Abandoned Car of the Week

A conglomeration of Edsels



This conglomeration of Edsels was found in an Arizona salvage yard. If anyone is restoring an Edsel, this may be a treasure drove of parts. Built by Ford, Edsel was designed to range above Ford and Mercury and below Lincoln in the Ford lineup. The sedan was sold for just three years — 1958-1960 — before it was discontinued because of anemic sales.
(Photo by Jim Prueter)

Pick Cadillac in the snow

This 1960 pink Cadillac looks good in snow. The big GM luxury car was found in wintertime Nevada.

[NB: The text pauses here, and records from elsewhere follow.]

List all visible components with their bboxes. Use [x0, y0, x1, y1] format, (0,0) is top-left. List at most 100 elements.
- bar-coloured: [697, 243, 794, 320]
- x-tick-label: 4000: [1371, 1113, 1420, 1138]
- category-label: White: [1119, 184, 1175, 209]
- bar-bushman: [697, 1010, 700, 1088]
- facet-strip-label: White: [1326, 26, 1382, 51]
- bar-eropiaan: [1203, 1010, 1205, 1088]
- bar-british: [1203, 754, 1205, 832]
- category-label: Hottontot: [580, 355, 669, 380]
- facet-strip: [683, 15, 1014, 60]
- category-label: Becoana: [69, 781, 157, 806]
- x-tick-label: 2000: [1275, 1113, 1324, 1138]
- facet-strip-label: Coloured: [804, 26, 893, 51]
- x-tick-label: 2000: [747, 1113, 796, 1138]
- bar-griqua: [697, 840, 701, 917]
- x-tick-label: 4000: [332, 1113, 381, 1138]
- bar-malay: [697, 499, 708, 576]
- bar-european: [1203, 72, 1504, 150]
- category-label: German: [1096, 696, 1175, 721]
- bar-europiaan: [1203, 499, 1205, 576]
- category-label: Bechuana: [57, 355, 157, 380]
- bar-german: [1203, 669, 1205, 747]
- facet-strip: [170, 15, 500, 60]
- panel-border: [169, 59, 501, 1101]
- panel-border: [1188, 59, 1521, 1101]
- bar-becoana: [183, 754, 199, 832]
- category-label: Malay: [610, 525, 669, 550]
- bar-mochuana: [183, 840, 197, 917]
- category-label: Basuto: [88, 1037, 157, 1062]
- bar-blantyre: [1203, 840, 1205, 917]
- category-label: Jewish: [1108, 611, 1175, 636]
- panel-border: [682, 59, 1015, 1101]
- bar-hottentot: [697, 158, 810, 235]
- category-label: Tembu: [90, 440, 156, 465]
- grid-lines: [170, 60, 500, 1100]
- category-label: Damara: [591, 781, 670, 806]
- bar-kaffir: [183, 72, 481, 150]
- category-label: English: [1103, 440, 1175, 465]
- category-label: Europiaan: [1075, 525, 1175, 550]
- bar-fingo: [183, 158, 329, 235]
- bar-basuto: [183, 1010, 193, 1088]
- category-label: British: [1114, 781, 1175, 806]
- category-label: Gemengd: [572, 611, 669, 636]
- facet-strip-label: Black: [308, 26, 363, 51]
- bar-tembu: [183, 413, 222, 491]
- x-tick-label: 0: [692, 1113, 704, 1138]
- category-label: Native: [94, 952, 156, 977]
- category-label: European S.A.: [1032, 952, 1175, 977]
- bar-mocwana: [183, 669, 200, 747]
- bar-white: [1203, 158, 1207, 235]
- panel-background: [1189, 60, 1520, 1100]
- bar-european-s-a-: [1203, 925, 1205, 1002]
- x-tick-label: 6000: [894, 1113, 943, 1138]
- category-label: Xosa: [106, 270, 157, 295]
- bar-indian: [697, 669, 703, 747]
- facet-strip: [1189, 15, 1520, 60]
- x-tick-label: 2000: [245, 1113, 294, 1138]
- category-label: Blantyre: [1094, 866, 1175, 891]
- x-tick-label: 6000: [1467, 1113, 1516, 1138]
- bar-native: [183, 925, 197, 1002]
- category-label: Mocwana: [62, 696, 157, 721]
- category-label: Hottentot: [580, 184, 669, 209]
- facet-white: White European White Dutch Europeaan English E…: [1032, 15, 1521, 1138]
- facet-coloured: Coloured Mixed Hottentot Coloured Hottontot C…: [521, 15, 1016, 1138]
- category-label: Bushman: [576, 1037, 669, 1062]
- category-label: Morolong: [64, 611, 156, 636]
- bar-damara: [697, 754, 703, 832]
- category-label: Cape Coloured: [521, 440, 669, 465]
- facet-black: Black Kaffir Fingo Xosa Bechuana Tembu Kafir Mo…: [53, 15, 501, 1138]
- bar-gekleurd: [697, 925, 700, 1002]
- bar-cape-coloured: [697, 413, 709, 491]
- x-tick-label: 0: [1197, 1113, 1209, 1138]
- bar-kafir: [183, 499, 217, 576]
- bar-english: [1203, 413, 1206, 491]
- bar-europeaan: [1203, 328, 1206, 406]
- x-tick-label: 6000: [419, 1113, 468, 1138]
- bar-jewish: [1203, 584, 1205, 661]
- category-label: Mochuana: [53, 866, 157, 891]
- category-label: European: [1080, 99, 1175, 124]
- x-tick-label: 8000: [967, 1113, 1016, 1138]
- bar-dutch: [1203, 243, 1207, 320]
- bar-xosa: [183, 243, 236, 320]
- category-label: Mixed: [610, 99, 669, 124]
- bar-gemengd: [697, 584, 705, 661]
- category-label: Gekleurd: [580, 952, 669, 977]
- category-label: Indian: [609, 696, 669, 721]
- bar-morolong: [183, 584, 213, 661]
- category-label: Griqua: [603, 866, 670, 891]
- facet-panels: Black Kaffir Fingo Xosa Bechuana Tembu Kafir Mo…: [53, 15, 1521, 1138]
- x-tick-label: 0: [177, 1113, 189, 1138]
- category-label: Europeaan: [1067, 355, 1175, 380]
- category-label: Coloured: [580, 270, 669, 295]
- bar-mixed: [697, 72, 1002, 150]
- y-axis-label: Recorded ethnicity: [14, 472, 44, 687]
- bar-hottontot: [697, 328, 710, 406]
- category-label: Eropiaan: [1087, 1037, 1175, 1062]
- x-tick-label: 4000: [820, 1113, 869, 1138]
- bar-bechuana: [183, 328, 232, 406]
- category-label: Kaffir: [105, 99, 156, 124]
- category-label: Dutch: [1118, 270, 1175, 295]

Cadillac sold 142,184 cars in 1960, outpacing luxury rival Lincoln, which sold only 24,820 copies. (Photo By Jim Prueter)

A South Dakota Ford F-600



Ford has built a medium duty truck since 1948, and it was redesigned for its second generation in 1953 becoming the F-500 and F-600. 1953 was the last year for the long-running Flathead V-8 replaced in 1954 with the 239-cubic-inch Y-block V-8. This 1956 F-600 was found languishing in a backyard in Hosmer, S. D.
(Photo by Jim Meachen)

A van lineup

A Ford and a Dodge van occupy space with a step van (right). The three trucks were found in retirement near Sims. N.C. (Photo by Jim Meachen)

A Studebaker wagon



Station wagons were in vogue during the 1950s, and Studebaker had its version. This 1953 Studebaker wagon sits up high in a salvage yard sharing space with an early '50s Dodge van. As was the case with many station wagons in the '50s, the Studebaker was utility-challenged with only two doors.
(Photo by Jim Prueter)

McCormick Deering tractor Virginia yard art



The McCormick Deering steel-wheeled tractor was popular for use on the nation's farms in the '20s and '30s. Manufactured by the International Harvester Co., the McCormick Deering name was used until 1948, when this line of tractors became McCormick. This McCormick Deering tractor serves as yard art in a southern Virginia farmyard.
(Photo by Jim Meachen)


A Mercedes roadster in disrepair



Mercedes-Benz introduced the 230 SL roadster in 1963 with distinctive concave roofline that earned the nickname "pagoda top." Built from 1963 through 1971 on the W113 platform, it featured a low waistline, large curved greenhouse windows, detachable hardtop, and a new 2.3-liter six-cylinder inline engine. This surviver, perhaps undergoing restoration, was found in Black Creek, N.C.
(Photo by Jim Meachen)

Morris Minor 1000 in retirement



The Morris Minor economy car was built in England from 1948 through 1971. The last of three generations was built from 1956-1971, called the 1000 series. It came as a convertible, two-door coupe and four-door sedan. It was what would be classified today as a city car with a wheelbase of 86 inches and a length of 148 inches — and it weighed in at just over 1,700 pounds. The original inline 4-cylinder engine had a top speed of 63 mph and a 0-to-60 time of 52.5 seconds. By the third generation the engine had been beefed up to produce a top speed of 75 mph and a 0-to-60 time of 31 seconds. This Minor 1000 was found in a South Carolina salvage yard.
(Photo by Ralph Gable)

A German van from the '60s



This circa 1960s Mercedes-Benz L319 was discovered in an Arizona salvage yard. L319 is a light commercial vehicle built by Mercedes-Benz between 1955 and 1967. Larger than a standard delivery van, but smaller than a conventional light truck of the period, it was the manufacturer's first model in this class. The vehicle was offered with a range of van and truck bodies.
(Photo by Jim Prueter)

Ford's first minivan



The Ford Aerostar is a range of vans manufactured by Ford from the 1986 through the 1997 model years. The Aerostar is considered the first minivan produced by Ford, marketed against the Chevrolet Astro/GMC Safari and the first two generations of the Chrysler minivans. The Aerostar derived its name from its slope-nosed "one-box" exterior. Four engines (one four-cylinder) and three V-6s ranged in horsepower from 100 to 160. This example was found in retirement in eastern North Carolina.